American Kennel Club’s U.S. Detection Dog Conference
The American Kennel Club (AKC®) hosted a U.S. Detection Dog Conference February 28 – March 1. The purpose of this conference was to discuss the pressing need for a U.S.-based national breeding program for explosives detection dogs. A majority of dogs procured by government agencies come from Eastern Europe, and the increasing global demand for detection dogs has made it very difficult to get quality canines. The dogs from Europe are almost impossible to get historical data on, and many times are not what they appear to be. A variety of industry leaders, including government officials, canine geneticists, and trainers, among others, came together to explain how dire the need is and discuss how to come to a solution.
Sgt. Wendell Nope, K-9 Training Supervisor, Utah Department of Public Safety/U.S. Representative, International Congress of Police Service Dogs spoke about the rising threat of terrorism and the increasing need for explosives detection dogs.
Lt. Col. Matthew Enroth, DVM, Chief of Veterinary Diagnostic Imaging, U.S. Department of Defense Military Working Dogs Veterinary Services spoke about the current state of affairs in government procurement of detection dogs and the challenges he faces.
Don Roberts, Program Manager, Explosives Division, Department of Homeland Security Science & Technology Directorate gave an overview of the Department of Homeland Security Detection Dog research and development program, which aims to understand how effective these dogs are in complex search scenarios, as well as develop non-hazardous homemade explosives canine training aids in order to improve training programs.
Paul Bunker, K2 Solutions spoke about the challenges in providing dogs to clients, and gave explosives detection dogs demonstrations.
Scott Thomas, Program Manager, TSA Canine Breeding and Development Center discussed lessons learned in selective working canine breeding and the pressures involved in finding canine candidates, including sources, selection process, and the difficulty in measuring success.

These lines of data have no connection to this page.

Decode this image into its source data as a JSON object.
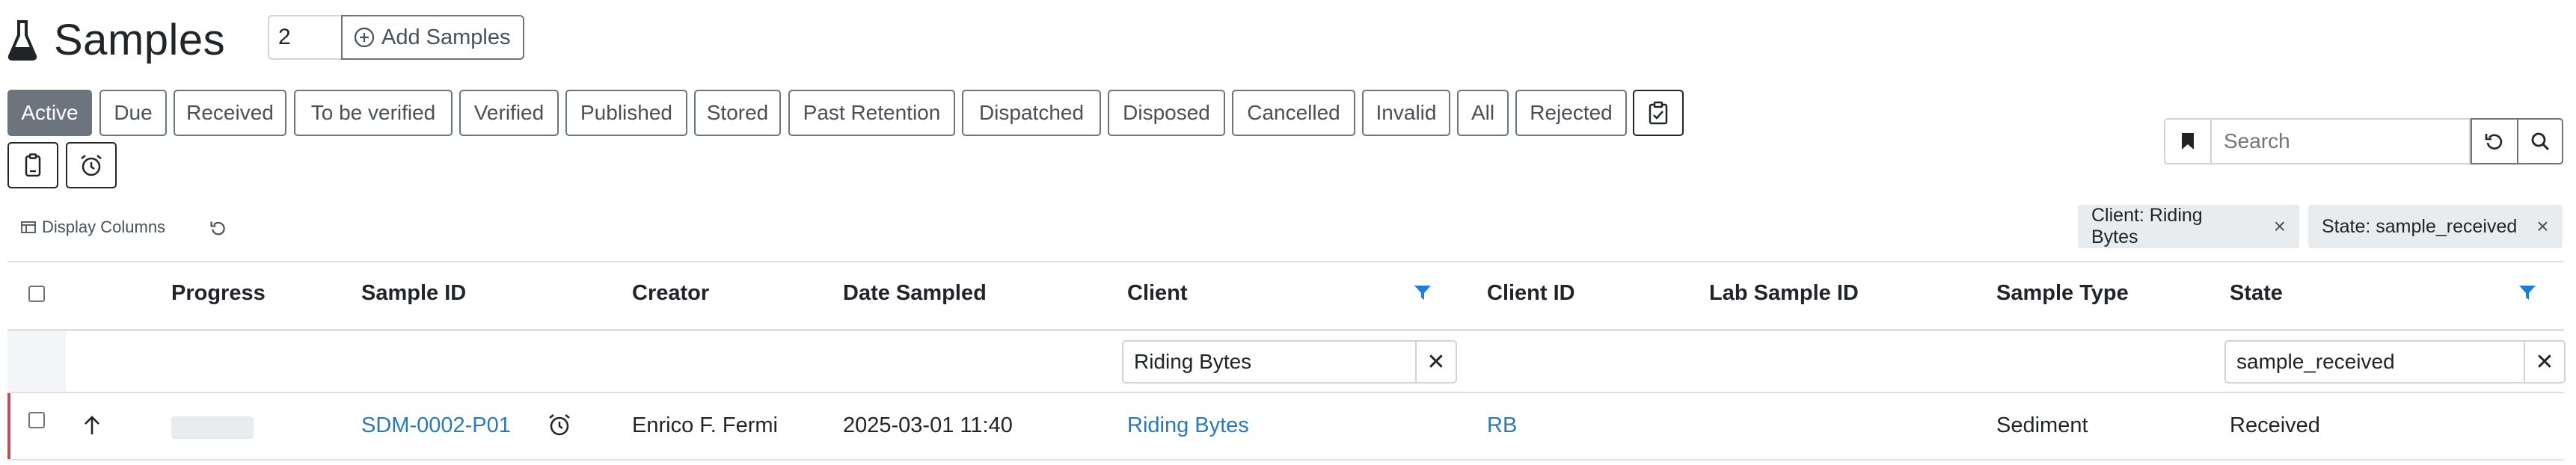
{
  "header": {
    "title": "Samples",
    "count_value": "2",
    "add_button_label": "Add Samples"
  },
  "review_states": [
    {
      "label": "Active",
      "active": true
    },
    {
      "label": "Due"
    },
    {
      "label": "Received"
    },
    {
      "label": "To be verified"
    },
    {
      "label": "Verified"
    },
    {
      "label": "Published"
    },
    {
      "label": "Stored"
    },
    {
      "label": "Past Retention"
    },
    {
      "label": "Dispatched"
    },
    {
      "label": "Disposed"
    },
    {
      "label": "Cancelled"
    },
    {
      "label": "Invalid"
    },
    {
      "label": "All"
    },
    {
      "label": "Rejected"
    }
  ],
  "search": {
    "placeholder": "Search",
    "value": ""
  },
  "toolbar": {
    "display_columns_label": "Display Columns"
  },
  "active_filters": [
    {
      "label": "Client: Riding Bytes"
    },
    {
      "label": "State: sample_received"
    }
  ],
  "table": {
    "columns": [
      "Progress",
      "Sample ID",
      "Creator",
      "Date Sampled",
      "Client",
      "Client ID",
      "Lab Sample ID",
      "Sample Type",
      "State"
    ],
    "column_filters": {
      "client": "Riding Bytes",
      "state": "sample_received"
    },
    "rows": [
      {
        "progress": 0,
        "sample_id": "SDM-0002-P01",
        "creator": "Enrico F. Fermi",
        "date_sampled": "2025-03-01 11:40",
        "client": "Riding Bytes",
        "client_id": "RB",
        "lab_sample_id": "",
        "sample_type": "Sediment",
        "state": "Received"
      }
    ]
  },
  "colors": {
    "accent_link": "#2a79b8",
    "active_button": "#6c757d",
    "row_marker": "#b5515a",
    "filter_funnel": "#1e7fd9"
  }
}
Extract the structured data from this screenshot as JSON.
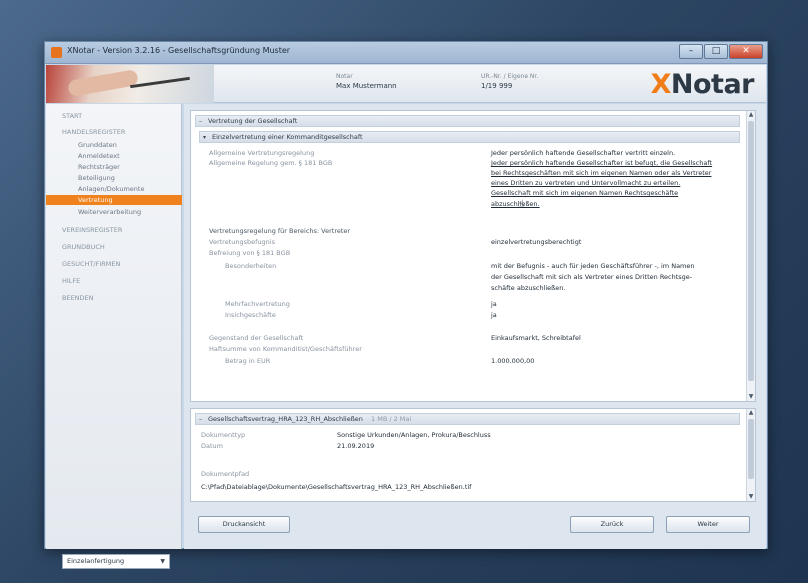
{
  "window": {
    "title": "XNotar - Version 3.2.16 - Gesellschaftsgründung Muster",
    "minimize": "–",
    "maximize": "□",
    "close": "✕"
  },
  "header": {
    "label1": "Notar",
    "value1": "Max Mustermann",
    "label2": "UR.-Nr. / Eigene Nr.",
    "value2": "1/19 999",
    "logo_x": "X",
    "logo_rest": "Notar"
  },
  "sidebar": {
    "items": [
      {
        "label": "START",
        "type": "main"
      },
      {
        "label": "HANDELSREGISTER",
        "type": "main"
      },
      {
        "label": "Grunddaten",
        "type": "sub"
      },
      {
        "label": "Anmeldetext",
        "type": "sub"
      },
      {
        "label": "Rechtsträger",
        "type": "sub"
      },
      {
        "label": "Beteiligung",
        "type": "sub"
      },
      {
        "label": "Anlagen/Dokumente",
        "type": "sub"
      },
      {
        "label": "Vertretung",
        "type": "sub",
        "active": true
      },
      {
        "label": "Weiterverarbeitung",
        "type": "sub"
      },
      {
        "label": "VEREINSREGISTER",
        "type": "main"
      },
      {
        "label": "GRUNDBUCH",
        "type": "main"
      },
      {
        "label": "GESUCHT/FIRMEN",
        "type": "main"
      },
      {
        "label": "HILFE",
        "type": "main"
      },
      {
        "label": "BEENDEN",
        "type": "main"
      }
    ],
    "select_value": "Einzelanfertigung",
    "select_arrow": "▼"
  },
  "panel1": {
    "section_title": "Vertretung der Gesellschaft",
    "subsection_title": "Einzelvertretung einer Kommanditgesellschaft",
    "rows": [
      {
        "label": "Allgemeine Vertretungsregelung",
        "value": "Jeder persönlich haftende Gesellschafter vertritt einzeln."
      },
      {
        "label": "Allgemeine Regelung gem. § 181 BGB",
        "value_lines": [
          "Jeder persönlich haftende Gesellschafter ist befugt, die Gesellschaft",
          "bei Rechtsgeschäften mit sich im eigenen Namen oder als Vertreter",
          "eines Dritten zu vertreten und Untervollmacht zu erteilen.",
          "Gesellschaft mit sich im eigenen Namen Rechtsgeschäfte",
          "abzuschließen."
        ]
      }
    ],
    "group_title": "Vertretungsregelung für Bereichs: Vertreter",
    "group_rows": [
      {
        "label": "Vertretungsbefugnis",
        "value": "einzelvertretungsberechtigt"
      },
      {
        "label": "Befreiung von § 181 BGB",
        "value": ""
      },
      {
        "label": "Besonderheiten",
        "value_lines": [
          "mit der Befugnis - auch für jeden Geschäftsführer -, im Namen",
          "der Gesellschaft mit sich als Vertreter eines Dritten Rechtsge-",
          "schäfte abzuschließen."
        ]
      },
      {
        "label": "Mehrfachvertretung",
        "value": "ja"
      },
      {
        "label": "Insichgeschäfte",
        "value": "ja"
      }
    ],
    "more_rows": [
      {
        "label": "Gegenstand der Gesellschaft",
        "value": "Einkaufsmarkt, Schreibtafel"
      },
      {
        "label": "Haftsumme von Kommanditist/Geschäftsführer",
        "value": ""
      },
      {
        "label": "Betrag in EUR",
        "value": "1.000.000,00"
      }
    ]
  },
  "panel2": {
    "section_title": "Gesellschaftsvertrag_HRA_123_RH_Abschließen",
    "section_meta": "1 MB / 2 Mai",
    "rows": [
      {
        "label": "Dokumenttyp",
        "value": "Sonstige Urkunden/Anlagen, Prokura/Beschluss"
      },
      {
        "label": "Datum",
        "value": "21.09.2019"
      }
    ],
    "file_label": "Dokumentpfad",
    "file_path": "C:\\Pfad\\Dateiablage\\Dokumente\\Gesellschaftsvertrag_HRA_123_RH_Abschließen.tif"
  },
  "buttons": {
    "print": "Druckansicht",
    "back": "Zurück",
    "next": "Weiter"
  }
}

Dr. Cindy Otto, Penn Vet Working Dog Center described her vision of a National Breeding Program to meet the demand of needing quality working dogs. Her vision includes a national semen bank, a breeding cooperative, a puppy raising program, a standardized screening/data collection plan and a cooperative work placement program.
Dr. Liz Hare, Statistical Geneticist, Penn Vet Working Dog Center/Dog Genetics LLS and Dr. Eldin Leighton, Canine Geneticist, Canine Genetic Services LLC discussed a plan for producing a large number of healthy, high-quality puppies purpose-bred for scent detection work.
Paul Mundell, CEO, Canine Companions for Independence and Assistance Dogs International North America (ADINA) President presented a model of a breeding coop, using the example of the ADINA Breeding Cooperative, which was established in 2013 to address problems encountered by small breeding programs.